Naghdi v. Torah Caterers, Inc.
This text of 308 A.D.2d 567 (Naghdi v. Torah Caterers, Inc.) is published on Counsel Stack Legal Research, covering Appellate Division of the Supreme Court of the State of New York primary law. Counsel Stack provides free access to over 12 million legal documents including statutes, case law, regulations, and constitutions.
Opinion
—In an action to recover damages for personal injuries, the defendant Torah Caterers, Inc., appeals, as limited by its brief, from so much of an order of the Supreme Court, Queens County (Kitzes, J.), dated May 22, 2002, as denied that branch of its motion which was for summary judgment dismissing the complaint insofar as asserted against it.
Ordered that the order is reversed insofar as appealed from, on the law, with costs, that branch of the appellant’s motion which was for summary judgment dismissing the complaint insofar as asserted against it is granted, and the complaint is dismissed insofar as asserted against the appellant.

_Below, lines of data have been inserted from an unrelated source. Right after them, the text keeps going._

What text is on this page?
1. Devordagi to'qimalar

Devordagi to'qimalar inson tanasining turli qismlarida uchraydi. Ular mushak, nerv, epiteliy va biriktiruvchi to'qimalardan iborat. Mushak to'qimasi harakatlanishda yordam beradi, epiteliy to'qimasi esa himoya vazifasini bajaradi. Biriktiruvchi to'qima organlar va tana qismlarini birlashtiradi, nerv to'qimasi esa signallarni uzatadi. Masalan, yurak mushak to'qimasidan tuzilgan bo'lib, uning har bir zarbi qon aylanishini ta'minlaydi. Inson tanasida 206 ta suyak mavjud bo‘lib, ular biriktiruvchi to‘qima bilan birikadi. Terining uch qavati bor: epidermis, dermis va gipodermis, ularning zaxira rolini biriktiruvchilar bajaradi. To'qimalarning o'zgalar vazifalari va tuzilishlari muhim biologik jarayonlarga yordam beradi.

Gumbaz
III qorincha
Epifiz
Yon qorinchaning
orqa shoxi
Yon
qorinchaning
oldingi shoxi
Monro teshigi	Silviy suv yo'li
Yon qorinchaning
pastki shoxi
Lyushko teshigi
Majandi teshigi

In opposition to the appellant’s prima facie demonstration of entitlement to judgment as a matter of law, the plaintiff failed to raise a triable issue of fact (see Zuckerman v City of New York, 49 NY2d 557 [1980]). Accordingly, that branch of the appellant’s motion which was for summary judgment dismissing the complaint insofar as asserted against it should have been granted. Ritter, J.P., Goldstein, McGinity and Crane, JJ., concur.